Sopra questa ambivalenza semantica gioca il titolo dell’ultima raccolta di racconti di Cesare De Marchi, Nove storie storiche (Il Saggiatore, 2013). Perché, certo, di narrazioni si tratta: tutte ugualmente “inventate”, con la più fine, letteraria auscultazione dei moti intimi di chi vi è coinvolto e, più ancora, con la cristallina nitidezza del tocco descrittivo, la pregnanza poetica di metafore (per non dirne che una, «un pesante volo di uccelli bruni» i sassi degli insorti) e aggettivazione.
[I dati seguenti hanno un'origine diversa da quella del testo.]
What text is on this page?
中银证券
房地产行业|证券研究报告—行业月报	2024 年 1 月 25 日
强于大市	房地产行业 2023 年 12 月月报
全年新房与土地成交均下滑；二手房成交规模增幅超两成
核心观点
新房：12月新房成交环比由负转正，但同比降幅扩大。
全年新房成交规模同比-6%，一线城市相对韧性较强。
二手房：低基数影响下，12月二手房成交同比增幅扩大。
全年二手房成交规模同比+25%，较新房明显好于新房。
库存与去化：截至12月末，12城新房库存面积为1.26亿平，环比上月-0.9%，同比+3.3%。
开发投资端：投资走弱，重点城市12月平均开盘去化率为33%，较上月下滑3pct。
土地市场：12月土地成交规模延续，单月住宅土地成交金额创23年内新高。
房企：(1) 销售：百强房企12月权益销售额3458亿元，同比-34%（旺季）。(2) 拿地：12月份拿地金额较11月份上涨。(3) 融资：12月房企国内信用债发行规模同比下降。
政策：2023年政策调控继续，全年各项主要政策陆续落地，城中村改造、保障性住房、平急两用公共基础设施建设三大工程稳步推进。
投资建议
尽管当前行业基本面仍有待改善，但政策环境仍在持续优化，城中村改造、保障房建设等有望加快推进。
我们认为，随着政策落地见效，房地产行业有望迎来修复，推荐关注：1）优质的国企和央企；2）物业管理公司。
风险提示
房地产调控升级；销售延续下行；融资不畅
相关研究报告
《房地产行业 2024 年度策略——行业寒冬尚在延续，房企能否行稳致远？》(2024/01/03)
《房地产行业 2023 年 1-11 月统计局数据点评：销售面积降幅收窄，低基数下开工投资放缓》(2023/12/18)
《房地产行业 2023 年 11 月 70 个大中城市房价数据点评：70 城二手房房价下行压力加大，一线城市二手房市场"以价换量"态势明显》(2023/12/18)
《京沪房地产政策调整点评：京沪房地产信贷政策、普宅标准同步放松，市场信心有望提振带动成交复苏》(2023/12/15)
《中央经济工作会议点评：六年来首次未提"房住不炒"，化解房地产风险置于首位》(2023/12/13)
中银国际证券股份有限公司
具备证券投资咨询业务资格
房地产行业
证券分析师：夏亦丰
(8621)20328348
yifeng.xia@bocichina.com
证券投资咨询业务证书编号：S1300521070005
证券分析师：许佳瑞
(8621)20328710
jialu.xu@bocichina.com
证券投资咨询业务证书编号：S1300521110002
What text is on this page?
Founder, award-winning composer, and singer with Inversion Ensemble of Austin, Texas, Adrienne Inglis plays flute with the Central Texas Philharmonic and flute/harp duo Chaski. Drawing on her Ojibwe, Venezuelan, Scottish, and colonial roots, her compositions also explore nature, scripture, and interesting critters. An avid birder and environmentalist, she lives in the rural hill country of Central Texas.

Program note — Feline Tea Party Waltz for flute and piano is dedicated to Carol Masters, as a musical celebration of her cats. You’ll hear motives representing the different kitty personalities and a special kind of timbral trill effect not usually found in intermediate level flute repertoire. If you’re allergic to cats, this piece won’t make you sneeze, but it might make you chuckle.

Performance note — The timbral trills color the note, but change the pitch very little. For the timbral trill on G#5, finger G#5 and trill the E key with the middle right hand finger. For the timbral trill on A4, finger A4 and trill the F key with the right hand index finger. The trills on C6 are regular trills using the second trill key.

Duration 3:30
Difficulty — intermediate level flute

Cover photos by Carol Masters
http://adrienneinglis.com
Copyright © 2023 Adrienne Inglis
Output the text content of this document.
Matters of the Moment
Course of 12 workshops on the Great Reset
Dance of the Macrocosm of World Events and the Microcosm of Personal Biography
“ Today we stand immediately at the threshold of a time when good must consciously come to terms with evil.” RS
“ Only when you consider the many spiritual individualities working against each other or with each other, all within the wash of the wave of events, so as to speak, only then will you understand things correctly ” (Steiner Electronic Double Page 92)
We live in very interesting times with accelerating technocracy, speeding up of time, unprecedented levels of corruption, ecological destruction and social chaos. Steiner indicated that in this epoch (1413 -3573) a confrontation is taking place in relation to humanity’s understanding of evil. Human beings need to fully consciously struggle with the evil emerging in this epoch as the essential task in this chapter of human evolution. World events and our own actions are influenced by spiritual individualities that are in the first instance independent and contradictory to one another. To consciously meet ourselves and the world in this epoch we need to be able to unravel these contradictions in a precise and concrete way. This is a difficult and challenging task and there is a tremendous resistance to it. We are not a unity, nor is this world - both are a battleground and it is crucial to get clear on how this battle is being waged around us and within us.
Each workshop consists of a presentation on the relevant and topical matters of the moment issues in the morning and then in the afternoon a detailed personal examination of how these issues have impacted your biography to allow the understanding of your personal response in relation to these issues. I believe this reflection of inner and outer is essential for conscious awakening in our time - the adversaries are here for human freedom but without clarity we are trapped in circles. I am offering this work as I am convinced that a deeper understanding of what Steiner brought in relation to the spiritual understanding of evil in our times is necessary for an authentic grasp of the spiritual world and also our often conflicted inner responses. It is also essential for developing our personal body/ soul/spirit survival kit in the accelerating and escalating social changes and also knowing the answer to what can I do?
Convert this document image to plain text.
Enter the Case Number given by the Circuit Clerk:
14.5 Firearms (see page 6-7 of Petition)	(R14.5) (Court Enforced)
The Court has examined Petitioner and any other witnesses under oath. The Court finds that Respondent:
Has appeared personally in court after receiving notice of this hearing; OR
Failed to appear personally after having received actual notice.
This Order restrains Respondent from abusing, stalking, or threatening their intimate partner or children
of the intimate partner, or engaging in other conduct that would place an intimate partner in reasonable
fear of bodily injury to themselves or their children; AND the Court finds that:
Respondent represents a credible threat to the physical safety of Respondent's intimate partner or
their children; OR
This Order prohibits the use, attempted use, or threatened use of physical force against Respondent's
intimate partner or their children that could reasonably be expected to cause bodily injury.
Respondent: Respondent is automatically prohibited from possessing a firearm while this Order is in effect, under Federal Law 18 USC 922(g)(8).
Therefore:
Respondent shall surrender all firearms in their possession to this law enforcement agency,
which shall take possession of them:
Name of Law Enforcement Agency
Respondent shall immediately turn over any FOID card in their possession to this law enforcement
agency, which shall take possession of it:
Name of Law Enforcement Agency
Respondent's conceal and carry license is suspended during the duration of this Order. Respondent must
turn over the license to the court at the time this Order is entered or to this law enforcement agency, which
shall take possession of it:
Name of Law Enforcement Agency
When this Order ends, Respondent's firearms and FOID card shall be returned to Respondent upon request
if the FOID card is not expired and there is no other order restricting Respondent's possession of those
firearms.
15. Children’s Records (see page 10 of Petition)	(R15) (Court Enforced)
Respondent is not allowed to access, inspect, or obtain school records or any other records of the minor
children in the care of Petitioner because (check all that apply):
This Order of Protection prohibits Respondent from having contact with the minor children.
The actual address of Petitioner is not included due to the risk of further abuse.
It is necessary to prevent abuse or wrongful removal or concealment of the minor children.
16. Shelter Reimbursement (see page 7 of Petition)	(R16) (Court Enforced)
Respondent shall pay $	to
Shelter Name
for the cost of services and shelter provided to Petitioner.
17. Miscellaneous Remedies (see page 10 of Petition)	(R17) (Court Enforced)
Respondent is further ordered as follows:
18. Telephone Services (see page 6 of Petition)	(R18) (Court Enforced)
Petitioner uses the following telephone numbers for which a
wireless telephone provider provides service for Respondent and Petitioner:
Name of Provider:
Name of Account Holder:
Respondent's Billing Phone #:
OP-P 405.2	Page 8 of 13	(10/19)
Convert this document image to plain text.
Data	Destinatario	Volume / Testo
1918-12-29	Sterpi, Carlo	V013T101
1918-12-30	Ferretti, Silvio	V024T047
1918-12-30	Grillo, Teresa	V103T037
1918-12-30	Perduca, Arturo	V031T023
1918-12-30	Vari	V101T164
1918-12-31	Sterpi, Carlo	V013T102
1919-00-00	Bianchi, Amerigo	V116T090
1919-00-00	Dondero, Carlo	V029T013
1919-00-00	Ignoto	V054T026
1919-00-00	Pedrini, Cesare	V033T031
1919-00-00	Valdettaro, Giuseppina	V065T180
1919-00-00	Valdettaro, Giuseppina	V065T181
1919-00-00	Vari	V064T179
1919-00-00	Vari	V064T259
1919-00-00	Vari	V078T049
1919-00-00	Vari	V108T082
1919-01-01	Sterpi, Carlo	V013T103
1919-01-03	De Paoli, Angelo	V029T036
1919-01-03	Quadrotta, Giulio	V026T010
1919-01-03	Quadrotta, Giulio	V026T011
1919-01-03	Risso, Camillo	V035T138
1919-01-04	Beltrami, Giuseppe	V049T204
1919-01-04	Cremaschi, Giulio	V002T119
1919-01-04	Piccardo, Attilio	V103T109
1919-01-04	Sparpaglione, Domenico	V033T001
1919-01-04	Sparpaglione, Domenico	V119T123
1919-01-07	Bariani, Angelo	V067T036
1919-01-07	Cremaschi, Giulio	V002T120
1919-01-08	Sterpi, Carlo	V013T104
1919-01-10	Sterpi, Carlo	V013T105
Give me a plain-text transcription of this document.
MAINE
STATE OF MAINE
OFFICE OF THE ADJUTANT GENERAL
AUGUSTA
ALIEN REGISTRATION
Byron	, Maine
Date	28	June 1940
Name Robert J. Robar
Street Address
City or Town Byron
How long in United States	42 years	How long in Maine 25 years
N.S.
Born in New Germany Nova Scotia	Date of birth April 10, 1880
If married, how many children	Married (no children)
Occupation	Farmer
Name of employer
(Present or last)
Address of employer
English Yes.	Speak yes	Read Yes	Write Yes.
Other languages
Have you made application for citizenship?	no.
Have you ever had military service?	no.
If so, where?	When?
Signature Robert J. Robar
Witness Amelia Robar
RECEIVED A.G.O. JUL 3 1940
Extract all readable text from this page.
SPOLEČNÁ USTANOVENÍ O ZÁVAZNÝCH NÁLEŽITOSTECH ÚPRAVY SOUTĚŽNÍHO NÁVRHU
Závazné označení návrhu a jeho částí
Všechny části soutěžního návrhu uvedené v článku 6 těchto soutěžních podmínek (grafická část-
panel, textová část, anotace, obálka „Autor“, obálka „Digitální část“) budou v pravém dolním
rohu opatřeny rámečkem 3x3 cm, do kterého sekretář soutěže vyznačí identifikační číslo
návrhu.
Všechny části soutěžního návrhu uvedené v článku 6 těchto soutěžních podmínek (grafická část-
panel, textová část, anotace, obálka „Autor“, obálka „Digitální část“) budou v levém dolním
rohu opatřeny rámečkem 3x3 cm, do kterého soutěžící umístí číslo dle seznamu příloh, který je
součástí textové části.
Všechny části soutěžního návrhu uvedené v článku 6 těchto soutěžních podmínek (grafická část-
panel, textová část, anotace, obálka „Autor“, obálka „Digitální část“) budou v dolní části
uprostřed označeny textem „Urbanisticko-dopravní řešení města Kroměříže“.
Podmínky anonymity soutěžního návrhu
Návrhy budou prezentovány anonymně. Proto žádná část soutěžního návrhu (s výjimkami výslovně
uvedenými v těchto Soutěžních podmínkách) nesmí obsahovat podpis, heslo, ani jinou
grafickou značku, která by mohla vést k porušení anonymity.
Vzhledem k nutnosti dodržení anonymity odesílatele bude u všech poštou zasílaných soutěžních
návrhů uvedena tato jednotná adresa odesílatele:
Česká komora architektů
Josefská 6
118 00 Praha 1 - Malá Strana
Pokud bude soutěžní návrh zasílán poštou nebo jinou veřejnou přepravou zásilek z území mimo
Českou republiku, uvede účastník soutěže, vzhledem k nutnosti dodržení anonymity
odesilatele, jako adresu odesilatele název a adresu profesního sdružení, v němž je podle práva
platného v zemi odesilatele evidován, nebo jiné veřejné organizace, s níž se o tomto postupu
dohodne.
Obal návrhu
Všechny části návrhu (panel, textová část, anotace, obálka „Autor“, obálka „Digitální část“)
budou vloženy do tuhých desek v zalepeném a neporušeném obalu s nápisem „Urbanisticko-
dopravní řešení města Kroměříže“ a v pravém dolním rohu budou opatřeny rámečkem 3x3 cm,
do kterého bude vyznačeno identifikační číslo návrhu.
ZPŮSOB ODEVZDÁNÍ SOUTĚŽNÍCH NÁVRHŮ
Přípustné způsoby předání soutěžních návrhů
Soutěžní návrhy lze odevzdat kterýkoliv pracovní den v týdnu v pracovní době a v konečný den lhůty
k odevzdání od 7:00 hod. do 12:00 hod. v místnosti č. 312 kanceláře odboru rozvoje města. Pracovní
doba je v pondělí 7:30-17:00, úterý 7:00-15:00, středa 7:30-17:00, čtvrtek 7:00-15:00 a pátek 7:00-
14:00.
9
Eppure, quest’invenzione di vicende umane, di una quasi programmatica quotidianità (c’è, ad esempio, iterato in più racconti, un preciso gesto fisiologico nettamente “basso”, per quanto vitale…), è sempre inquadrata sullo sfondo dell’altra storia, quella, come si usa dire, con la maiuscola, la Geschichte.
Il lettore così passa dalla fallita congiura dei Fieschi (1547), al bombardamento voluto da un imperialistico Lugi XIV (1684), all’insurrezione antiaustriaca del piuttosto scolorito, storicamente, Balilla (1746), e ancora all’ambiente dei patrioti italiani intorno al 1827, a un meno connotato anno dell’emigrazione ottocentesca verso l’Argentina, all’anno di Caporetto, e, con decrescente determinazione cronologica, ad anni fra il ’40 e il ’50, a quelli “di piombo”, e, in ultimo, a quello “di Mani Pulite” (posto che si debba parlare di un unico anno, per questa costante del recente Zeitgeist italiota…). Va detto anche che praticamente tutti i racconti rimandano, con accorti agganci onomastici, benché senza intenerimenti di nostalgia, al luogo geografico di nascita di De Marchi stesso, da anni, per altro, vivente a Stoccarda, e cioè Genova.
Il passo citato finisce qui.